WASHINGTON, D.C. — For the first time ever, the chief executives of America’s six largest banks appeared together Wednesday before the Senate Banking Committee, which is chaired by Ohio Sen. Sherrod Brown.


What You Need To Know

  • CEOs of the six largest banks in the U.S. faced senators on Wednesday

  • Ohio Sen. Sherrod Brown chairs the committee that hosted the hearing

  • Brown, a longtime critic of Wall Street, said the banks have a lot of work to do

  • Senators from both parties criticized the executives

“Under the current system, Wall Street profits no matter what happens to workers because those profits now come at the expense of workers,” Brown, a Democrat and longtime critic of Wall Street, said during his opening statement.

The CEOs of J.P. Morgan Chase, Bank of America, Citi, Wells Fargo, Goldman Sachs and Morgan Stanley started off by commending themselves for their response to the coronavirus pandemic.

“Though the process was not perfect, we, the government and others rallied to do what needed to be done,” Charles Scharf, the leader of Wells Fargo, testified.

But the senators had tougher questions for the powerful bankers.

Brown and other Democrats criticized them for drawing multi-million-dollar salaries while so many Americans suffered throughout the past year.

“So help me understand this. How did we end up here where CEOs are making 900 times what some of their workers are making?” Brown asked J.P. Morgan CEO Jamie Dimon.

“My compensation is set by the board,” Dimon replied. “They look a multiple factors, and that’s how it takes place.”
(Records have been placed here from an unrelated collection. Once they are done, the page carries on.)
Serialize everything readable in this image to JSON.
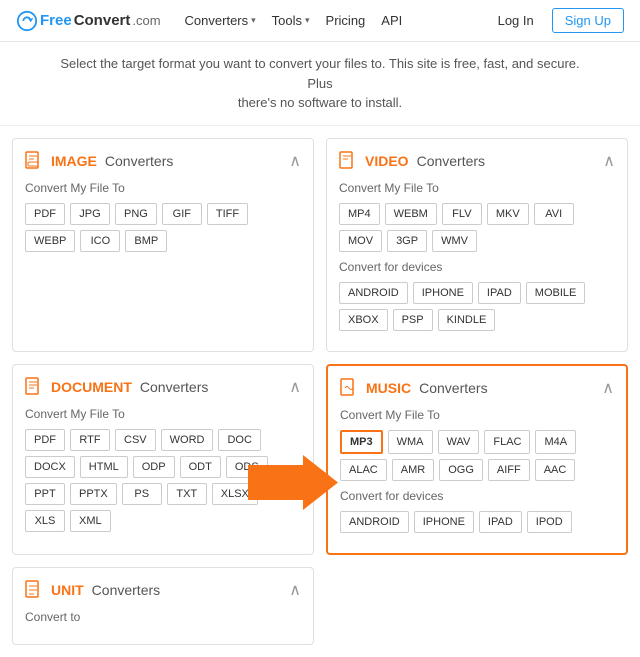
{
  "header": {
    "logo_free": "Free",
    "logo_convert": "Convert",
    "logo_com": ".com",
    "nav": [
      {
        "label": "Converters",
        "has_arrow": true
      },
      {
        "label": "Tools",
        "has_arrow": true
      },
      {
        "label": "Pricing",
        "has_arrow": false
      },
      {
        "label": "API",
        "has_arrow": false
      }
    ],
    "login_label": "Log In",
    "signup_label": "Sign Up"
  },
  "subtitle": {
    "line1": "Select the target format you want to convert your files to. This site is free, fast, and secure. Plus",
    "line2": "there's no software to install."
  },
  "cards": [
    {
      "id": "image",
      "type": "IMAGE",
      "label": "Converters",
      "highlighted": false,
      "sections": [
        {
          "title": "Convert My File To",
          "formats": [
            "PDF",
            "JPG",
            "PNG",
            "GIF",
            "TIFF",
            "WEBP",
            "ICO",
            "BMP"
          ]
        }
      ]
    },
    {
      "id": "video",
      "type": "VIDEO",
      "label": "Converters",
      "highlighted": false,
      "sections": [
        {
          "title": "Convert My File To",
          "formats": [
            "MP4",
            "WEBM",
            "FLV",
            "MKV",
            "AVI",
            "MOV",
            "3GP",
            "WMV"
          ]
        },
        {
          "title": "Convert for devices",
          "formats": [
            "ANDROID",
            "IPHONE",
            "IPAD",
            "MOBILE",
            "XBOX",
            "PSP",
            "KINDLE"
          ]
        }
      ]
    },
    {
      "id": "document",
      "type": "DOCUMENT",
      "label": "Converters",
      "highlighted": false,
      "sections": [
        {
          "title": "Convert My File To",
          "formats": [
            "PDF",
            "RTF",
            "CSV",
            "WORD",
            "DOC",
            "DOCX",
            "HTML",
            "ODP",
            "ODT",
            "ODS",
            "PPT",
            "PPTX",
            "PS",
            "TXT",
            "XLSX",
            "XLS",
            "XML"
          ]
        }
      ]
    },
    {
      "id": "music",
      "type": "MUSIC",
      "label": "Converters",
      "highlighted": true,
      "sections": [
        {
          "title": "Convert My File To",
          "formats": [
            "MP3",
            "WMA",
            "WAV",
            "FLAC",
            "M4A",
            "ALAC",
            "AMR",
            "OGG",
            "AIFF",
            "AAC"
          ]
        },
        {
          "title": "Convert for devices",
          "formats": [
            "ANDROID",
            "IPHONE",
            "IPAD",
            "IPOD"
          ]
        }
      ]
    }
  ],
  "bottom_cards": [
    {
      "id": "unit",
      "type": "UNIT",
      "label": "Converters",
      "highlighted": false,
      "sections": [
        {
          "title": "Convert to",
          "formats": []
        }
      ]
    }
  ],
  "highlighted_format": "MP3"
}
Republicans had a different focus: The growing trend of companies taking sides in divisive political and cultural debates.

“I am concerned about increasing pressure on banks to embrace ‘woke-ism’ and appease the far left’s attacks on capitalism,” Sen. Pat Toomey (R-Pennsylvania) said.

The hearing didn’t move the needle much in terms of policy changes, but all of the CEOs discussed ways their companies are trying to fight climate change and improve diversity.

“We’re doing a good job,” Dimon said. “We can always do more. We can acknowledge there are some problems that need to be fixed, and I think we’re all trying to do it the right way.”

Critics like Brown came away from it skeptical, saying the banks have a lot of work to do.

“Wall Street gets second chance after second chance after second chance,” Brown said. “Most workers don’t even get one.”

While this was the first such hearing, it won’t be the last. 

Brown wants the CEOs to come back next year, and the group will testify before the House Financial Services Committee on Thursday.